While initially the knowledge of my acceptance was exhilarating, the realization of how intense the change would be suddenly dawned on me a few days later. Living strictly in the Midwest for my entire life, I’ve only experienced NYC’s energetic, almost overwhelming atmosphere in short, controlled bursts. However, by the time August rolls around, I’ll be parting ways with Minnesota’s agrestic charm and adjusting to a fast-paced, animated environment.
With that in mind, I began thinking about the various ways my life would change. I’ll be exposed to vastly unfamiliar surroundings, living with a roommate instead of my parents, and becoming more independent by the day. While it’s a lot to take in, I figured I’d adjust at least within the first month. However, I stumbled upon something important that I hadn’t given much thought before.

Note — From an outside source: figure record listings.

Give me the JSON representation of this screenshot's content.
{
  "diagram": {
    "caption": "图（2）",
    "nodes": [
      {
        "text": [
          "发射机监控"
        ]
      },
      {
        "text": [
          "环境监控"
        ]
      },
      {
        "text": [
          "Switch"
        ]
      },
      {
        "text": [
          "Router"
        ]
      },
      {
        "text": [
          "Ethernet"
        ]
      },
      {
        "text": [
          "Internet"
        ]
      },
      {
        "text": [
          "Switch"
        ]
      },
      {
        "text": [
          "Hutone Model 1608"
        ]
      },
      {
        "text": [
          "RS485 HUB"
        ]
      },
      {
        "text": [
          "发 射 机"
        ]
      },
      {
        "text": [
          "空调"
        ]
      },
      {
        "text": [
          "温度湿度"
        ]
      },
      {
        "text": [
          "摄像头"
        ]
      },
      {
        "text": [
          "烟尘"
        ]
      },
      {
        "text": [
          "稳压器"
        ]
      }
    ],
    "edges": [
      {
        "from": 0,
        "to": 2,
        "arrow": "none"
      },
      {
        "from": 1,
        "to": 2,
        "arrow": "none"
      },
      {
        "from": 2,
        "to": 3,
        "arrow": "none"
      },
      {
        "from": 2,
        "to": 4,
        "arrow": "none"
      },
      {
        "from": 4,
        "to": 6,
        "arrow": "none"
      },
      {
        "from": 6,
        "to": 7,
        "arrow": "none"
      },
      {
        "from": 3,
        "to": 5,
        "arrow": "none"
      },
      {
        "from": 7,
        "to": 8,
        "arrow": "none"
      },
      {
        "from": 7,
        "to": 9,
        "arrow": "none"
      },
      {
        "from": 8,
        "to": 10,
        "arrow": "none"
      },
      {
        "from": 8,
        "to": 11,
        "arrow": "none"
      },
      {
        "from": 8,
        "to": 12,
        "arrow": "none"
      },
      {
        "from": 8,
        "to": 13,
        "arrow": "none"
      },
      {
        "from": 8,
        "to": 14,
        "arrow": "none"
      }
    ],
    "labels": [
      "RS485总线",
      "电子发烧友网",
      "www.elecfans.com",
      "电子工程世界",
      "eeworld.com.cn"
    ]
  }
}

As I was scrolling through my college’s subreddit the other day, I came across a post asking about which types of self defense devices are allowed in the city. Looking through the comments, I read about people’s (mostly women's) experiences carrying pepper spray, various sharp objects, and even tasers. Diving deeper, I explored the safety section of NYU’s website and found some alarmingly specific information I had never considered before:
“Even if you are lost, don’t let it show. Walk with confidence like you know where you are going and less attention will be paid to you by passersby,” and “If a person is making you uncomfortable, make eye contact with them to let them know you are aware of their presence.”
While I understand unfortunate events can occur anywhere, they’ll naturally take place more frequently in places with a higher population or density. So, even though the NYU campus is one of the safest places in New York, it’s rather distressing to scroll through safety tip after safety tip, especially as a woman.
Though I won’t let fear overpower my excitement of experiencing a new, exhilarating life in the city, the level of carefulness and awareness recommended to stay safe certainly changes my perception a bit. Now, I plan to take self defense classes over the summer, make sure I understand the city and transportation systems well, and possibly carry pepper spray with me, just in case.
While it’s remarkably unfortunate that, as women, we need to take so much into consideration, there is no way around it at this point. So, in order to make my college experience most fulfilling, I need to be aware of my surroundings, use my instincts, and be careful enough to remain safe.